While America’s economy—or Gross Domestic Product (GDP)—grew at a rate of only 2.3% in 2019 versus the 3% standard, 2.1 million new jobs were created in the past 12 months, the nation’s unemployment rate of 3.5% fell historically low and energy prices (oil and natural gas) remained well below their historical norms.
That was among the financial data shared with some 300 businesspeople and 40 exhibitors representing Elmhurst and 16 other west suburban chambers of commerce at the 18th Annual Economic Outlook Luncheon held at Ashyana Banquets in Downers Grove on February 7.
William A. Strauss, Senior Economist and Economic Advisor in the Economic Research Department at the Federal Reserve Bank of Chicago, deliver the event’s Keynote Address for the 13th and final time, in advance of his pending retirement this spring.
Strauss assured attendees that there are no indicators of a downturn in America’s $20 trillion economy, or of any pending “negative economic shock” that typically provides the financial impetus for a recession.
The U.S. Stock Market continues to produce record highs, despite regular volatility.
Quoting 1961 Nobel-winning Keynesian economist Paul Samuelson, Strauss quipped that “the Stock Market has predicted nine of the past five recessions.”
Since the end of the “Great Recession”—which ran from December of 2007 through June of 2009—America’s economy has generated average GDP growth of 2.3% over the past 11 years since (a growth span “unprecedented” since the end of World War II) and remains more stable than any other country. Comparatively, the GDP growth rate hit 4.4% and 4.3% following the recessions of 1981-82 and 1974-75, respectively.
Only China (6.1%) and India (5.4%) reported higher GDPs in 2019 than the United States.
The Fed forecasts GDP growth at 1.8% to 2.0% for 2020, 2021 and 2022.

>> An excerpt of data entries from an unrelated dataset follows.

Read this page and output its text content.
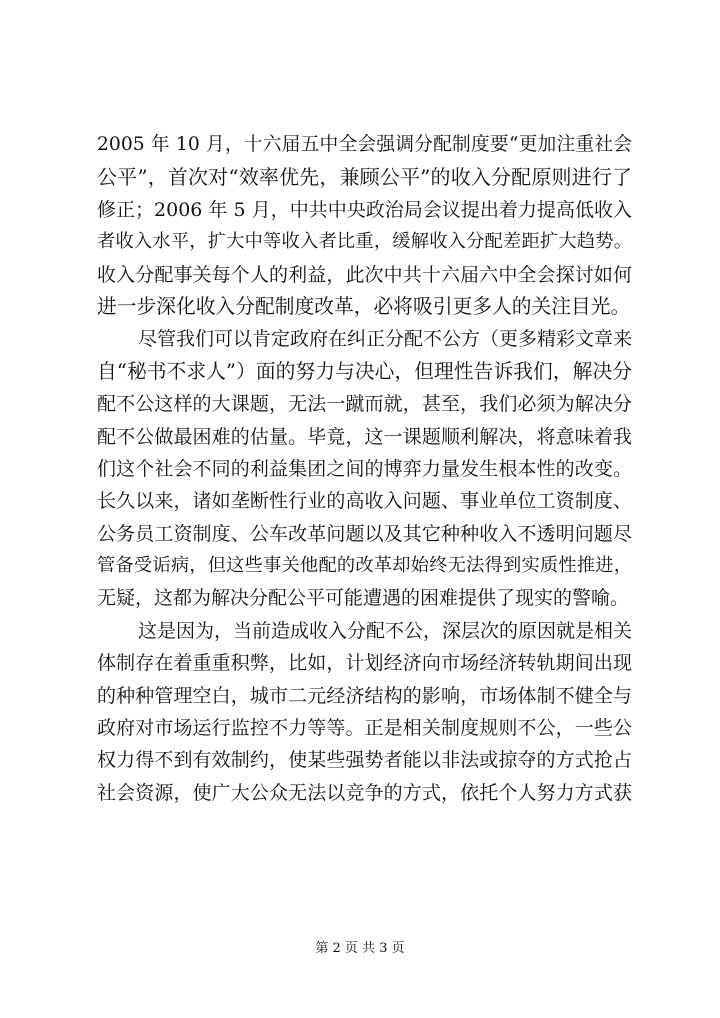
2005 年 10 月，十六届五中全会强调分配制度要“更加注重社会
公平”，首次对“效率优先，兼顾公平”的收入分配原则进行了
修正；2006 年 5 月，中共中央政治局会议提出着力提高低收入
者收入水平，扩大中等收入者比重，缓解收入分配差距扩大趋势。
收入分配事关每个人的利益，此次中共十六届六中全会探讨如何
进一步深化收入分配制度改革，必将吸引更多人的关注目光。
尽管我们可以肯定政府在纠正分配不公方（更多精彩文章来
自“秘书不求人”）面的努力与决心，但理性告诉我们，解决分
配不公这样的大课题，无法一蹴而就，甚至，我们必须为解决分
配不公做最困难的估量。毕竟，这一课题顺利解决，将意味着我
们这个社会不同的利益集团之间的博弈力量发生根本性的改变。
长久以来，诸如垄断性行业的高收入问题、事业单位工资制度、
公务员工资制度、公车改革问题以及其它种种收入不透明问题尽
管备受诟病，但这些事关他配的改革却始终无法得到实质性推进，
无疑，这都为解决分配公平可能遭遇的困难提供了现实的警喻。
这是因为，当前造成收入分配不公，深层次的原因就是相关
体制存在着重重积弊，比如，计划经济向市场经济转轨期间出现
的种种管理空白，城市二元经济结构的影响，市场体制不健全与
政府对市场运行监控不力等等。正是相关制度规则不公，一些公
权力得不到有效制约，使某些强势者能以非法或掠夺的方式抢占
社会资源，使广大公众无法以竞争的方式，依托个人努力方式获
第 2 页 共 3 页
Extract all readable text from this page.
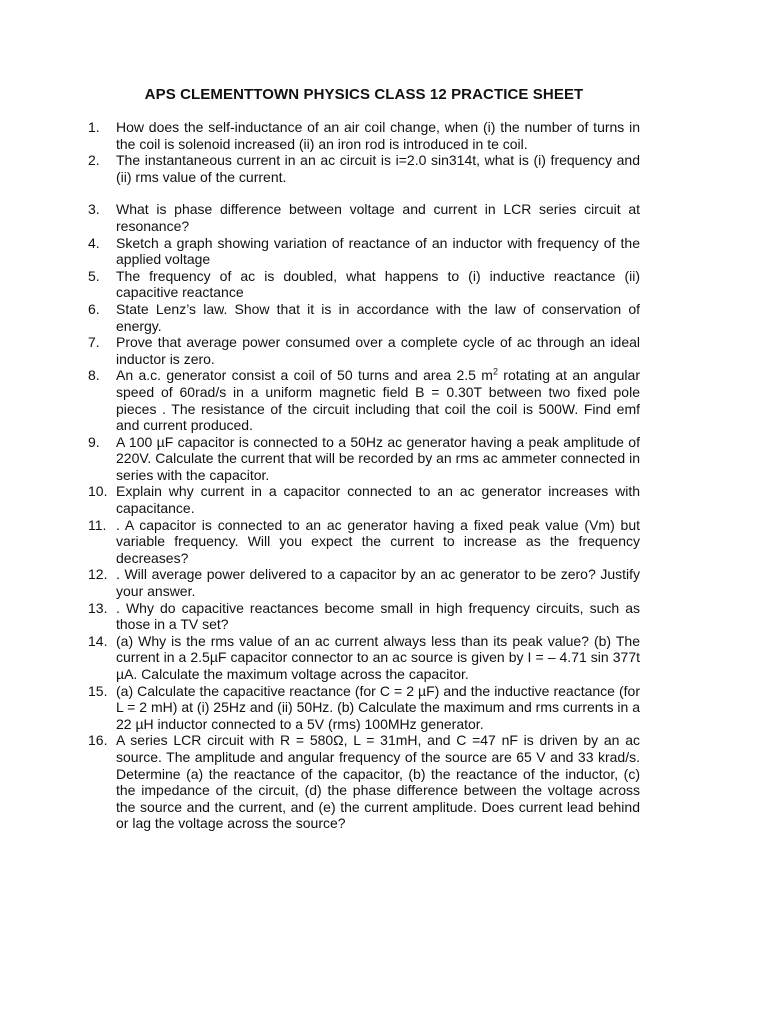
APS CLEMENTTOWN PHYSICS CLASS 12 PRACTICE SHEET
1.	How does the self-inductance of an air coil change, when (i) the number of turns in the coil is solenoid increased (ii) an iron rod is introduced in te coil.
2.	The instantaneous current in an ac circuit is i=2.0 sin314t, what is (i) frequency and (ii) rms value of the current.
3.	What is phase difference between voltage and current in LCR series circuit at resonance?
4.	Sketch a graph showing variation of reactance of an inductor with frequency of the applied voltage
5.	The frequency of ac is doubled, what happens to (i) inductive reactance (ii) capacitive reactance
6.	State Lenz’s law. Show that it is in accordance with the law of conservation of energy.
7.	Prove that average power consumed over a complete cycle of ac through an ideal inductor is zero.
8.	An a.c. generator consist a coil of 50 turns and area 2.5 $m^2$ rotating at an angular speed of 60rad/s in a uniform magnetic field B = 0.30T between two fixed pole pieces . The resistance of the circuit including that coil the coil is 500W. Find emf and current produced.
9.	A 100 µF capacitor is connected to a 50Hz ac generator having a peak amplitude of 220V. Calculate the current that will be recorded by an rms ac ammeter connected in series with the capacitor.
10. Explain why current in a capacitor connected to an ac generator increases with capacitance.
11. . A capacitor is connected to an ac generator having a fixed peak value (Vm) but variable frequency. Will you expect the current to increase as the frequency decreases?
12. . Will average power delivered to a capacitor by an ac generator to be zero? Justify your answer.
13. . Why do capacitive reactances become small in high frequency circuits, such as those in a TV set?
14. (a) Why is the rms value of an ac current always less than its peak value? (b) The current in a 2.5µF capacitor connector to an ac source is given by I = – 4.71 sin 377t µA. Calculate the maximum voltage across the capacitor.
15. (a) Calculate the capacitive reactance (for C = 2 µF) and the inductive reactance (for L = 2 mH) at (i) 25Hz and (ii) 50Hz. (b) Calculate the maximum and rms currents in a 22 µH inductor connected to a 5V (rms) 100MHz generator.
16. A series LCR circuit with R = 580Ω, L = 31mH, and C =47 nF is driven by an ac source. The amplitude and angular frequency of the source are 65 V and 33 krad/s. Determine (a) the reactance of the capacitor, (b) the reactance of the inductor, (c) the impedance of the circuit, (d) the phase difference between the voltage across the source and the current, and (e) the current amplitude. Does current lead behind or lag the voltage across the source?
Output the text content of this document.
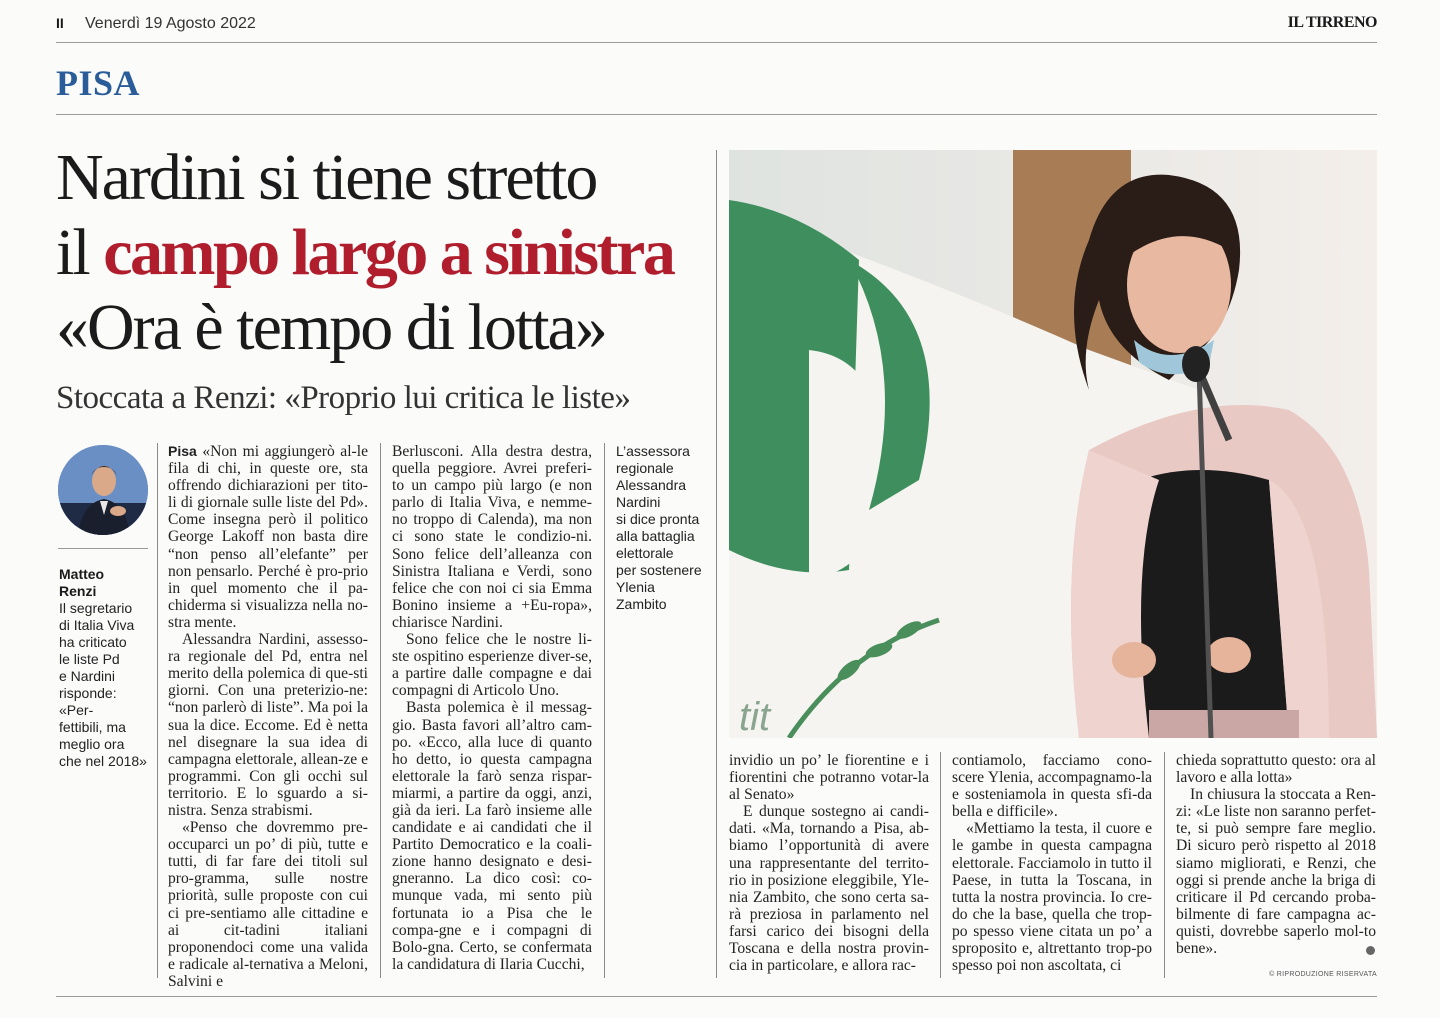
II Venerdì 19 Agosto 2022	IL TIRRENO
PISA
Nardini si tiene stretto
il campo largo a sinistra
«Ora è tempo di lotta»
Stoccata a Renzi: «Proprio lui critica le liste»
Matteo
Renzi
Il segretario
di Italia Viva
ha criticato
le liste Pd
e Nardini
risponde: «Per-
fettibili, ma
meglio ora
che nel 2018»

Pisa «Non mi aggiungerò al-le fila di chi, in queste ore, sta offrendo dichiarazioni per tito-li di giornale sulle liste del Pd». Come insegna però il politico George Lakoff non basta dire “non penso all’elefante” per non pensarlo. Perché è pro-prio in quel momento che il pa-chiderma si visualizza nella no-stra mente.

Alessandra Nardini, assesso-ra regionale del Pd, entra nel merito della polemica di que-sti giorni. Con una preterizio-ne: “non parlerò di liste”. Ma poi la sua la dice. Eccome. Ed è netta nel disegnare la sua idea di campagna elettorale, allean-ze e programmi. Con gli occhi sul territorio. E lo sguardo a si-nistra. Senza strabismi.

«Penso che dovremmo pre-occuparci un po’ di più, tutte e tutti, di far fare dei titoli sul pro-gramma, sulle nostre priorità, sulle proposte con cui ci pre-sentiamo alle cittadine e ai cit-tadini italiani proponendoci come una valida e radicale al-ternativa a Meloni, Salvini e

Berlusconi. Alla destra destra, quella peggiore. Avrei preferi-to un campo più largo (e non parlo di Italia Viva, e nemme-no troppo di Calenda), ma non ci sono state le condizio-ni. Sono felice dell’alleanza con Sinistra Italiana e Verdi, sono felice che con noi ci sia Emma Bonino insieme a +Eu-ropa», chiarisce Nardini.

Sono felice che le nostre li-ste ospitino esperienze diver-se, a partire dalle compagne e dai compagni di Articolo Uno.

Basta polemica è il messag-gio. Basta favori all’altro cam-po. «Ecco, alla luce di quanto ho detto, io questa campagna elettorale la farò senza rispar-miarmi, a partire da oggi, anzi, già da ieri. La farò insieme alle candidate e ai candidati che il Partito Democratico e la coali-zione hanno designato e desi-gneranno. La dico così: co-munque vada, mi sento più fortunata io a Pisa che le compa-gne e i compagni di Bolo-gna. Certo, se confermata la candidatura di Ilaria Cucchi,

L’assessora
regionale
Alessandra
Nardini
si dice pronta
alla battaglia
elettorale
per sostenere
Ylenia
Zambito
tit

invidio un po’ le fiorentine e i fiorentini che potranno votar-la al Senato»

E dunque sostegno ai candi-dati. «Ma, tornando a Pisa, ab-biamo l’opportunità di avere una rappresentante del territo-rio in posizione eleggibile, Yle-nia Zambito, che sono certa sa-rà preziosa in parlamento nel farsi carico dei bisogni della Toscana e della nostra provin-cia in particolare, e allora rac-

contiamolo, facciamo cono-scere Ylenia, accompagnamo-la e sosteniamola in questa sfi-da bella e difficile».

«Mettiamo la testa, il cuore e le gambe in questa campagna elettorale. Facciamolo in tutto il Paese, in tutta la Toscana, in tutta la nostra provincia. Io cre-do che la base, quella che trop-po spesso viene citata un po’ a sproposito e, altrettanto trop-po spesso poi non ascoltata, ci

chieda soprattutto questo: ora al lavoro e alla lotta»

In chiusura la stoccata a Ren-zi: «Le liste non saranno perfet-te, si può sempre fare meglio. Di sicuro però rispetto al 2018 siamo migliorati, e Renzi, che oggi si prende anche la briga di criticare il Pd cercando proba-bilmente di fare campagna ac-quisti, dovrebbe saperlo mol-to bene».

© RIPRODUZIONE RISERVATA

Two major factors that drive GDP—labor force growth and productivity gain—remained relatively static. The labor force had no growth due to a slow population growth and low immigration, while productivity (as a result of better equipment, improved processes, greater capital investment or a more-skilled workforce) increased only 1%.
U.S. manufacturing and labor took a dip in 2019, with the Midwest economy feeling the pinch despite major Illinois contributors such as John Deere and Caterpillar.
The extended tariff conflict with China and the renegotiation of the foreign trade agreement with Mexico and Canada (USMCA)—Illinois’ two largest trade partners—forced some manufacturers to scale back on their operations.
With the tariffs implemented in 2018, the U.S. ranks eighth in the world behind Korea, Brazil, India, Saudi Arabia, Mexico, Russia and China, and just ahead of Turkey and Indonesia. If all of the proposed 2019 tariffs were put in effect, the U.S. would rank No. 1 worldwide.
While Americans are driving vehicles that average 11 years old, auto manufacturers lowered production to 16 million vehicles, with General Motors (GM) weathering a five-week walkout by the 48,000 United Auto Workers (UAW) union members at 50 plants ending in late October.
The auto industry sold 17 million vehicles in 2019, with light truck sales up 2.4% and now accounting for three-fourths of the market. Sedan sales dropped by 10.7%. Alternative-power vehicles (hybrid, electric, etc.) remained less than 5% of total sales.
The nation’s year-end unemployment rate dropped to lowest level since 1969, while the State of Illinois fell to 3.9%, including DuPage County’s low of 2.5%. Unemployment among African Americans and Hispanic Americans also hit record lows. The Federal Open Market Committee (FOMC) projects unemployment rates to tick up to 3.7% in 2020, 3.9% in 2021 and 4% in 2022.
The Consumer Price Index (CPI) rose to 2.3% in 2019, remaining below its historical norms.
After raising its lending rate by .25% in December of 2018, the Fed lowered the rate three times totaling three-quarters of 1% in 2019.
Housing starts totaled 1.298 million in 2019 and are projected at 1.306 million in 2020 and 1.323 million in 2021, all of which are still below the historical norms of 1.4 to 1.5 million.
Businesses and consumers have benefitted from relatively-low oil and natural gas costs, with the U.S. become a net exporter of energy for the first time in history, rivaling Saudi Arabia in crude oil and Russia in natural gas.